A year and a half ago the liturgy committee at St. Lawrence approached the pastor, Father Marty Kopchik, MSFS, asking if someone in the church community, using their gifts and talents, could prepare the altar breads, the priest said.

With Second Vatican Council documents, the General Instruction of the Roman Missal and the U.S. bishops’ 1978 pastoral, Environment and Art in Catholic Worship as sources, members of the committee educated themselves.

They took a suggestion from their study. The elements used at Mass should look like real bread, they had discovered. To help the parish focus on the central eucharistic symbols of bread and wine, they decided to introduce the practice of parishioners baking bread that looked and tasted more like the familiar food found on the family dinner table.

The practice has received mixed reaction, Mrs. Villamarzo noted. Those who have read the documents are comfortable with it. Those who are not comfortable can receive the traditional flat wafers.

“I’m proud to bake bread that will become the body of the Lord,” Mrs. Villamarzo said. “I see my bread baking as a special gift to God.”

Watching her, one realizes the care she puts into her gift. Kneading, molding, patting, carefully scoring the dough so the small pieces are uniform in size, she finally readies the first batch for the oven.

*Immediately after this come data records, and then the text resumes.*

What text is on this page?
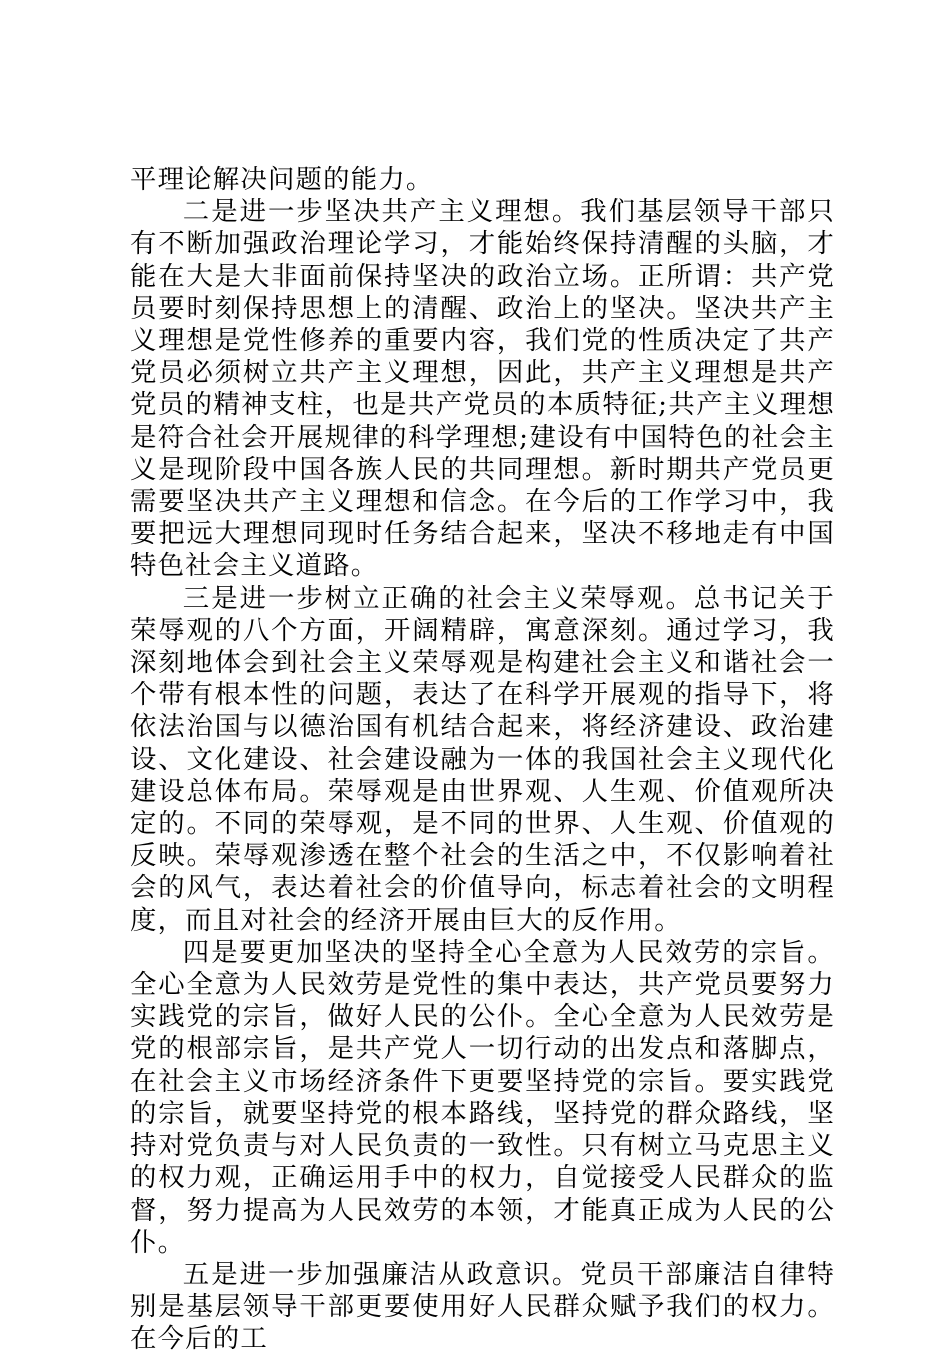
平理论解决问题的能力。

二是进一步坚决共产主义理想。我们基层领导干部只有不断加强政治理论学习，才能始终保持清醒的头脑，才能在大是大非面前保持坚决的政治立场。正所谓：共产党员要时刻保持思想上的清醒、政治上的坚决。坚决共产主义理想是党性修养的重要内容，我们党的性质决定了共产党员必须树立共产主义理想，因此，共产主义理想是共产党员的精神支柱，也是共产党员的本质特征;共产主义理想是符合社会开展规律的科学理想;建设有中国特色的社会主义是现阶段中国各族人民的共同理想。新时期共产党员更需要坚决共产主义理想和信念。在今后的工作学习中，我要把远大理想同现时任务结合起来，坚决不移地走有中国特色社会主义道路。

三是进一步树立正确的社会主义荣辱观。总书记关于荣辱观的八个方面，开阔精辟，寓意深刻。通过学习，我深刻地体会到社会主义荣辱观是构建社会主义和谐社会一个带有根本性的问题，表达了在科学开展观的指导下，将依法治国与以德治国有机结合起来，将经济建设、政治建设、文化建设、社会建设融为一体的我国社会主义现代化建设总体布局。荣辱观是由世界观、人生观、价值观所决定的。不同的荣辱观，是不同的世界、人生观、价值观的反映。荣辱观渗透在整个社会的生活之中，不仅影响着社会的风气，表达着社会的价值导向，标志着社会的文明程度，而且对社会的经济开展由巨大的反作用。

四是要更加坚决的坚持全心全意为人民效劳的宗旨。全心全意为人民效劳是党性的集中表达，共产党员要努力实践党的宗旨，做好人民的公仆。全心全意为人民效劳是党的根部宗旨，是共产党人一切行动的出发点和落脚点，在社会主义市场经济条件下更要坚持党的宗旨。要实践党的宗旨，就要坚持党的根本路线，坚持党的群众路线，坚持对党负责与对人民负责的一致性。只有树立马克思主义的权力观，正确运用手中的权力，自觉接受人民群众的监督，努力提高为人民效劳的本领，才能真正成为人民的公仆。

五是进一步加强廉洁从政意识。党员干部廉洁自律特别是基层领导干部更要使用好人民群众赋予我们的权力。在今后的工
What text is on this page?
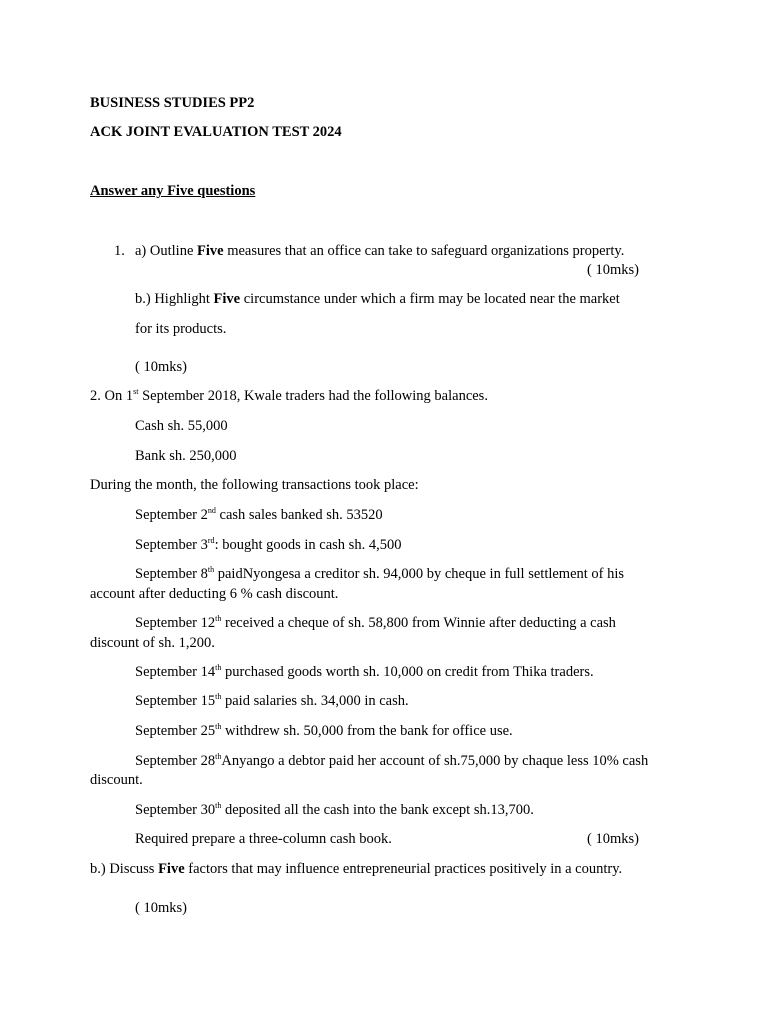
BUSINESS STUDIES PP2
ACK JOINT EVALUATION TEST 2024
Answer any Five questions
1. a) Outline Five measures that an office can take to safeguard organizations property.
( 10mks)
b.) Highlight Five circumstance under which a firm may be located near the market
for its products.
( 10mks)
2. On 1st September 2018, Kwale traders had the following balances.
Cash sh. 55,000
Bank sh. 250,000
During the month, the following transactions took place:
September 2nd cash sales banked sh. 53520
September 3rd: bought goods in cash sh. 4,500
September 8th paidNyongesa a creditor sh. 94,000 by cheque in full settlement of his
account after deducting 6 % cash discount.
September 12th received a cheque of sh. 58,800 from Winnie after deducting a cash
discount of sh. 1,200.
September 14th purchased goods worth sh. 10,000 on credit from Thika traders.
September 15th paid salaries sh. 34,000 in cash.
September 25th withdrew sh. 50,000 from the bank for office use.
September 28thAnyango a debtor paid her account of sh.75,000 by chaque less 10% cash
discount.
September 30th deposited all the cash into the bank except sh.13,700.
Required prepare a three-column cash book.	( 10mks)
b.) Discuss Five factors that may influence entrepreneurial practices positively in a country.
( 10mks)
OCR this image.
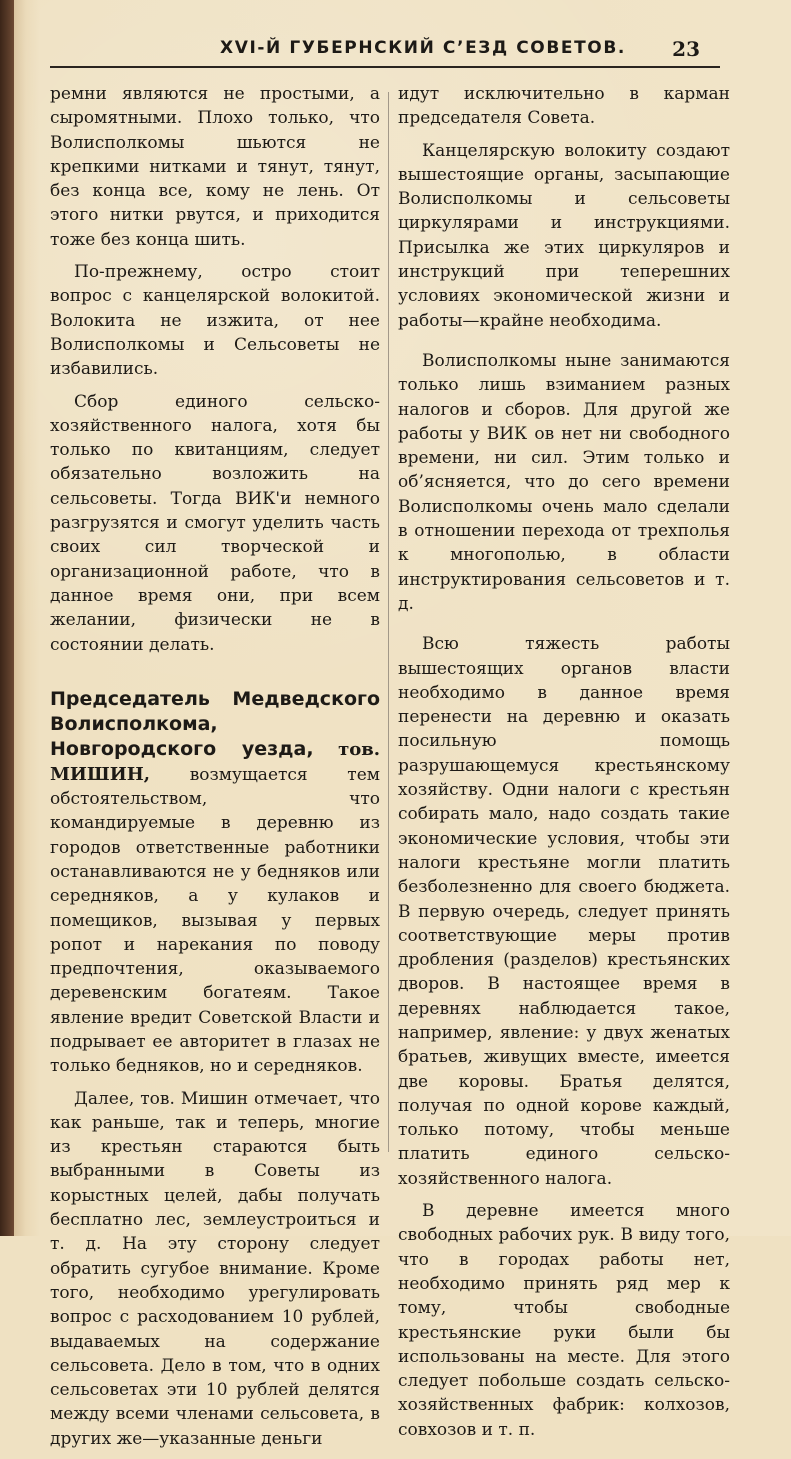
XVI-Й ГУБЕРНСКИЙ С’ЕЗД СОВЕТОВ. 23

ремни являются не простыми, а сыромятными. Плохо только, что Волисполкомы шьются не крепкими нитками и тянут, тянут, без конца все, кому не лень. От этого нитки рвутся, и приходится тоже без конца шить.

По-прежнему, остро стоит вопрос с канцелярской волокитой. Волокита не изжита, от нее Волисполкомы и Сельсоветы не избавились.

Сбор единого сельско-хозяйственного налога, хотя бы только по квитанциям, следует обязательно возложить на сельсоветы. Тогда ВИК'и немного разгрузятся и смогут уделить часть своих сил творческой и организационной работе, что в данное время они, при всем желании, физически не в состоянии делать.

Председатель Медведского Волисполкома, Новгородского уезда, тов. МИШИН, возмущается тем обстоятельством, что командируемые в деревню из городов ответственные работники останавливаются не у бедняков или середняков, а у кулаков и помещиков, вызывая у первых ропот и нарекания по поводу предпочтения, оказываемого деревенским богатеям. Такое явление вредит Советской Власти и подрывает ее авторитет в глазах не только бедняков, но и середняков.

Далее, тов. Мишин отмечает, что как раньше, так и теперь, многие из крестьян стараются быть выбранными в Советы из корыстных целей, дабы получать бесплатно лес, землеустроиться и т. д. На эту сторону следует обратить сугубое внимание. Кроме того, необходимо урегулировать вопрос с расходованием 10 рублей, выдаваемых на содержание сельсовета. Дело в том, что в одних сельсоветах эти 10 рублей делятся между всеми членами сельсовета, в других же—указанные деньги

идут исключительно в карман председателя Совета.

Канцелярскую волокиту создают вышестоящие органы, засыпающие Волисполкомы и сельсоветы циркулярами и инструкциями. Присылка же этих циркуляров и инструкций при теперешних условиях экономической жизни и работы—крайне необходима.

Волисполкомы ныне занимаются только лишь взиманием разных налогов и сборов. Для другой же работы у ВИК ов нет ни свободного времени, ни сил. Этим только и об’ясняется, что до сего времени Волисполкомы очень мало сделали в отношении перехода от трехполья к многополью, в области инструктирования сельсоветов и т. д.

Всю тяжесть работы вышестоящих органов власти необходимо в данное время перенести на деревню и оказать посильную помощь разрушающемуся крестьянскому хозяйству. Одни налоги с крестьян собирать мало, надо создать такие экономические условия, чтобы эти налоги крестьяне могли платить безболезненно для своего бюджета. В первую очередь, следует принять соответствующие меры против дробления (разделов) крестьянских дворов. В настоящее время в деревнях наблюдается такое, например, явление: у двух женатых братьев, живущих вместе, имеется две коровы. Братья делятся, получая по одной корове каждый, только потому, чтобы меньше платить единого сельско-хозяйственного налога.

В деревне имеется много свободных рабочих рук. В виду того, что в городах работы нет, необходимо принять ряд мер к тому, чтобы свободные крестьянские руки были бы использованы на месте. Для этого следует побольше создать сельско-хозяйственных фабрик: колхозов, совхозов и т. п.
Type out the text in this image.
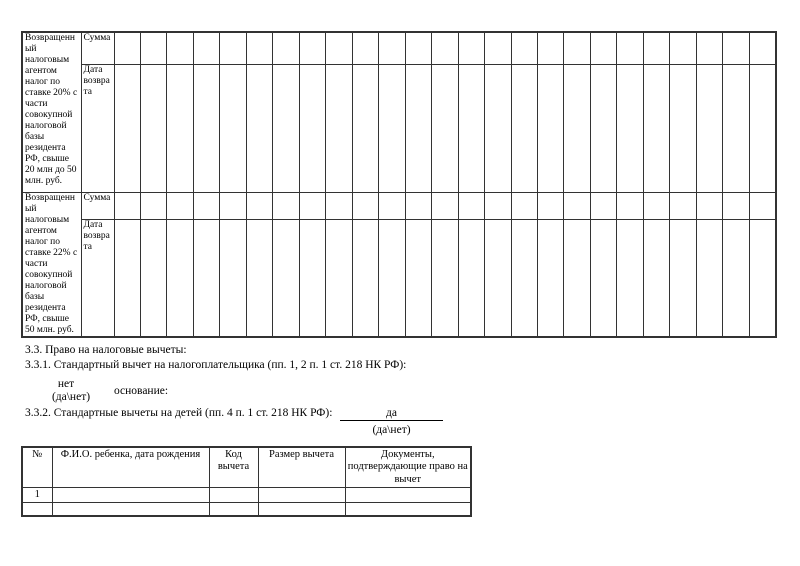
Возвращенный налоговым агентом налог по ставке 20% с части совокупной налоговой базы резидента РФ, свыше 20 млн до 50 млн. руб.	Сумма																									
	Дата возврата																									
Возвращенный налоговым агентом налог по ставке 22% с части совокупной налоговой базы резидента РФ, свыше 50 млн. руб.	Сумма																									
	Дата возврата																									
3.3. Право на налоговые вычеты:
3.3.1. Стандартный вычет на налогоплательщика (пп. 1, 2 п. 1 ст. 218 НК РФ):
нет
(да\нет)	основание:
3.3.2. Стандартные вычеты на детей (пп. 4 п. 1 ст. 218 НК РФ):	да
(да\нет)
№	Ф.И.О. ребенка, дата рождения	Код вычета	Размер вычета	Документы, подтверждающие право на вычет
1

“It’s not easy to do,” she said. “Air pockets can form. The oven can be too hot. The bread can bake too long. The edges can be too crispy or it can be rolled too thin.”

After 20 minutes she removes the baked bread and lets it cool before cutting the larger pieces into small bite-size squares.

She then counts out the needed number for a certain Mass and puts the squares into labeled plastic bags. Four larger hosts are put aside. At each of the four Masses, the celebrant will elevate one for the congregation to reverence.

Her teenage son, Mario, wandering in from the family room during the baking, commented on the home-baked bread. “This bread you can chew. It tastes good, like real bread,” he said.

Father Kopchik sees the bread baking as a way parishioners can more personally participate in the eucharistic celebration.

“I guess it is like anything else,” the priest said. “Those who really get involved with their families, their children, see it as a ministry of care and concern. They go along with the whole liturgical reforms of Vatican II whose major thrust was to get people involved in using their talents to make something aesthetically beautiful – a nourishing and appropriate symbol.”

“A lot of people have come up to me to say how beautiful the practice is.”